Hoger beroep van vreemdelingen tegen besluit staatssecretaris van Justitie en Veiligheid tot uitzetting

Op 4 april 2024 heeft de Afdeling bestuursrechtspraak van de Raad van State uitspraak gedaan in een hoger beroep van twee vreemdelingen tegen een besluit van de staatssecretaris van Justitie en Veiligheid. De staatssecretaris had op 9 mei 2022 de vreemdelingen opgedragen de Europese Unie binnen 28 dagen te verlaten. De vreemdelingen waren het niet eens met dit besluit en hebben hiertegen beroep ingesteld bij de rechtbank Den Haag. De rechtbank heeft op 19 december 2022 de beroepen van de vreemdelingen ongegrond verklaard. Hierop hebben de vreemdelingen, vertegenwoordigd door hun advocaat mr.
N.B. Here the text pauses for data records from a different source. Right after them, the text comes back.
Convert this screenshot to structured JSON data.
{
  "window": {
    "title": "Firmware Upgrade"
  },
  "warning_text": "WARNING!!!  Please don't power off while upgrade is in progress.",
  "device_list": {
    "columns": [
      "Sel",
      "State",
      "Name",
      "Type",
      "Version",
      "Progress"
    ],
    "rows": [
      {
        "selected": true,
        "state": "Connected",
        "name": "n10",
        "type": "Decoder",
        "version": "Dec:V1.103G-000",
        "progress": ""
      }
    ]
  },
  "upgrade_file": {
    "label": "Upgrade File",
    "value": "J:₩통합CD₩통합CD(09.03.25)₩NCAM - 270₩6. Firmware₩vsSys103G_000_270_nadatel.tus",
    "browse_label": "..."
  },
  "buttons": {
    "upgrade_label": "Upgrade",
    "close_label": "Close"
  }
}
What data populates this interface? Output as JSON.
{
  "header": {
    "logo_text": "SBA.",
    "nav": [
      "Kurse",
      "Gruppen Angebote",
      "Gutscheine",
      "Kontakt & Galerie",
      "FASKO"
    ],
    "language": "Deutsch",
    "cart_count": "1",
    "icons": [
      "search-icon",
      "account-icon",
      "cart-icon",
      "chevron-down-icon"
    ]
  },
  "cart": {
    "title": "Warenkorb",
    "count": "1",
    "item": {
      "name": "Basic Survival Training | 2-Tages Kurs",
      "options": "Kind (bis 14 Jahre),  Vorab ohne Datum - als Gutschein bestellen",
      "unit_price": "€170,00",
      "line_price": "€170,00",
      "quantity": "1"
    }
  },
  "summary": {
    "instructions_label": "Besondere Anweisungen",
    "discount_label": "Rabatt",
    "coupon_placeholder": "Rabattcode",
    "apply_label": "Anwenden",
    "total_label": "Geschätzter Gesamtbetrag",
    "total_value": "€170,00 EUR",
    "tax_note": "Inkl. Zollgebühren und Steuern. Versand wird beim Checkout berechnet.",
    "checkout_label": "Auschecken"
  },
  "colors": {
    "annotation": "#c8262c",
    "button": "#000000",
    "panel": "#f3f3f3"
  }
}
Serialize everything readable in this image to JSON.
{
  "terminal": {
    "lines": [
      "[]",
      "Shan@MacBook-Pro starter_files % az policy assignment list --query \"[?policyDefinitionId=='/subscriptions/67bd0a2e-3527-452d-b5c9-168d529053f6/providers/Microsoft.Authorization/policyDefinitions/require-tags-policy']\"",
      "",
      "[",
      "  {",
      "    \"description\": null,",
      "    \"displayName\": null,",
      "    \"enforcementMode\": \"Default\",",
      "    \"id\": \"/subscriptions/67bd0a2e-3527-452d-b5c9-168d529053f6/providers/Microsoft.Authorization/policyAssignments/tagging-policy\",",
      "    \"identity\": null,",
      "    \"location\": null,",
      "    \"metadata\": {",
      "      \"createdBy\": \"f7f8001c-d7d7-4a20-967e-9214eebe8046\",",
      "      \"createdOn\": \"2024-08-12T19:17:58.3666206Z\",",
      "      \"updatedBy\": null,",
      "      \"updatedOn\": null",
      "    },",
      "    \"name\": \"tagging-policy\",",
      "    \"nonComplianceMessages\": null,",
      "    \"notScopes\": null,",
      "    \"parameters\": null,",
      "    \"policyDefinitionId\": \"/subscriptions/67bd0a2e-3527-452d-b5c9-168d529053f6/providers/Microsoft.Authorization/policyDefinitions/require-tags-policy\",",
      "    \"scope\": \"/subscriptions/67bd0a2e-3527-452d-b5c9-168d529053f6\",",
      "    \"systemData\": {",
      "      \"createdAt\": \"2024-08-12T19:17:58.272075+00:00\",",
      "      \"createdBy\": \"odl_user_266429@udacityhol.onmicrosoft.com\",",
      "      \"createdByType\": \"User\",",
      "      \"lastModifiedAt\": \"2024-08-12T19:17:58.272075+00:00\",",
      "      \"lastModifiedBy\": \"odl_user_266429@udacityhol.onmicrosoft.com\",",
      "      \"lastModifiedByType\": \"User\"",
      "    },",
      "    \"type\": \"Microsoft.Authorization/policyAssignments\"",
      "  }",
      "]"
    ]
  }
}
J. van Bennekom, hoger beroep ingesteld bij de Raad van State.

In de uitspraak van 4 april 2024 oordeelt de Raad van State dat het hoger beroep niet leidt tot vernietiging van de uitspraak van de rechtbank. De rechtbank heeft volgens de Raad van State terecht en op goede gronden geoordeeld. De Raad neemt de motivering van de rechtbank over en concludeert dat het hogerberoepschrift geen vragen bevat die in het belang van de rechtseenheid, rechtsontwikkeling of rechtsbescherming in algemene zin beantwoord moeten worden. Daarom is het hoger beroep ongegrond verklaard en wordt de uitspraak van de rechtbank bevestigd. De staatssecretaris hoeft geen proceskosten te vergoeden.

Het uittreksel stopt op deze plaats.